TikTok will go dark in the US on September 17 unless China approves sale

Donald Trump sets a new deadline on TikTok's potential final day in the US unless they sell it to a new American company.
Text: Javier Escribano
Published 2025-07-25

United States has put a new deadline on TikTok: it will "go dark" on September 17 unless China agrees to the creation of a new company, owned by the US, that will give them full control over the popular app. It was confirmed by Howard Lutnick, Commerce Secretary for the Trump administration, in an interview with CNBC: "You can't have Chinese control and have something on 100 million American phones" (via Variety)

The riff between US and TikTok, operated by Chinese company ByteDance, dates back from Trump's first administration and it was carried by Joe Biden, who signed into law the Protecting Americans from Foreign Adversary Controlled Applications Act (PAFACA) in April 2024. United States has always deemed TikTok "a national security risk", fearing that the app, installed on millions of phones in the US, is controlled by the Chinese government or that it shares information about the US users to the adversary nation, something that ByteDance CEO Shou Zi Chew said was "emphatically untrue" in 2023.

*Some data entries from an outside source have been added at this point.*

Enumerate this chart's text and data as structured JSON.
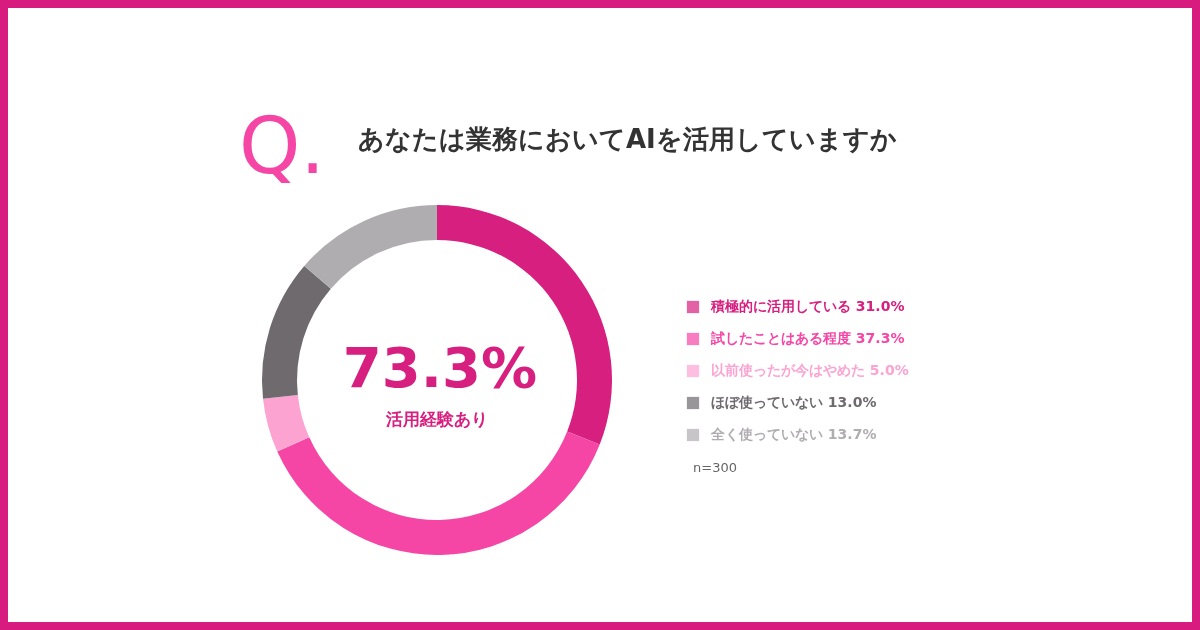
{
  "chart_data": {
    "type": "donut",
    "title": "あなたは業務においてAIを活用していますか",
    "categories": [
      "積極的に活用している",
      "試したことはある程度",
      "以前使ったが今はやめた",
      "ほぼ使っていない",
      "全く使っていない"
    ],
    "values": [
      31.0,
      37.3,
      5.0,
      13.0,
      13.7
    ],
    "value_labels": [
      "31.0%",
      "37.3%",
      "5.0%",
      "13.0%",
      "13.7%"
    ],
    "colors": [
      "#d61f7f",
      "#f545a5",
      "#fca3d2",
      "#6e6a6e",
      "#b0adb1"
    ],
    "legend": "right",
    "annotations": [
      "Q.",
      "73.3%",
      "活用経験あり",
      "n=300"
    ]
  }
}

Due to the 270 days deadline imposed by Biden's law, TikTok stopped working in the US on January 19, 2025, but Donald Trump, coincidentally in his first days of his second administration, quickly restored it, offering China an extension of the deadline... followed by another extension, and then another 90-day extension.

As Trump himself admitted, "I have a warm spot in my heart for TikTok", because of those who said that the app helped drive support for him among young voters. However, time's up, and if China doesn't agree to the restructure of TikTok's ownership in the US (which would give ByteDance a minority stake, but would be owned and controlled by a still unspecified American buyer), the app will stop working again.